Jules is my favorite character, she has the best style. I would be pretty excited if they hit me up—I’m here!
Has there been a moment where you caught wind of someone wearing Maisie Wilen and had to pinch yourself?
The time that North West wore her matching orange suit that I made in a mini size for her. I was literally in a dollar store and got the Instagram notification. I stopped everything I was doing, taking a million screengrabs, texting it to all my friends and freaking out. [Laughs]
What’s been the most challenging aspect of juggling so many responsibilities?

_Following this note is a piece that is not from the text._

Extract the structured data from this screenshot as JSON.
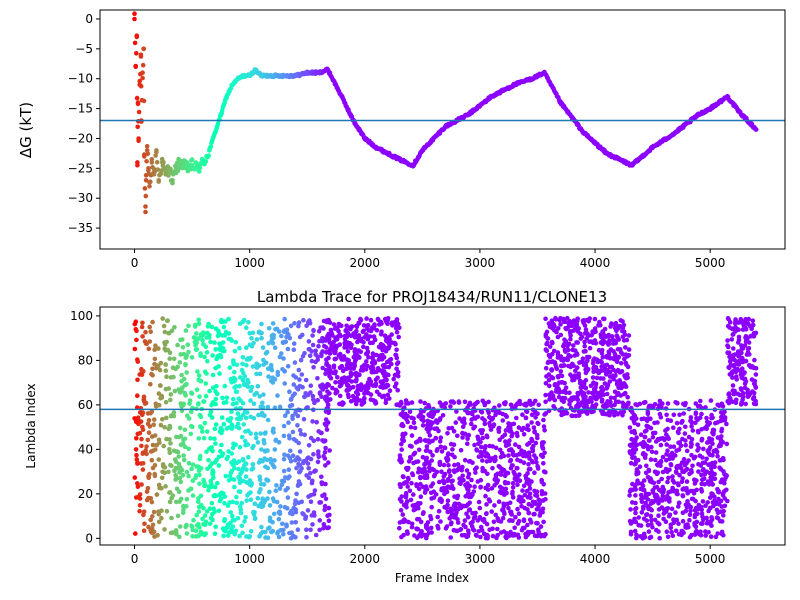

I’ll be zipping around, not clearly focused on one task. It’ll be like, “I did this, and then I cleaned my house! Then I drew 20 new styles, and wrote a bunch of emails.” I get this manic energy, but I get everything done. Running a company is also my favorite part—learning about things I’ve never had visibility on, like filing quarterly taxes, or getting a trademark done. The more analytical, business-type tasks I’ve actually loved.
In an interview with Vogue, you mentioned that it would be a dream of yours to dress Dolly Parton. What would you put her in?
I would customize one of my pieces for her, bedazzle it. I think the sleeveless dress from last season would look amazing on her.
There are theories about her arms, that they’re secretly covered with tattoos...
Do you think she has them?
I don’t think so either, but I like to imagine.
Erika Houle is an editor at SSENSE in Montreal.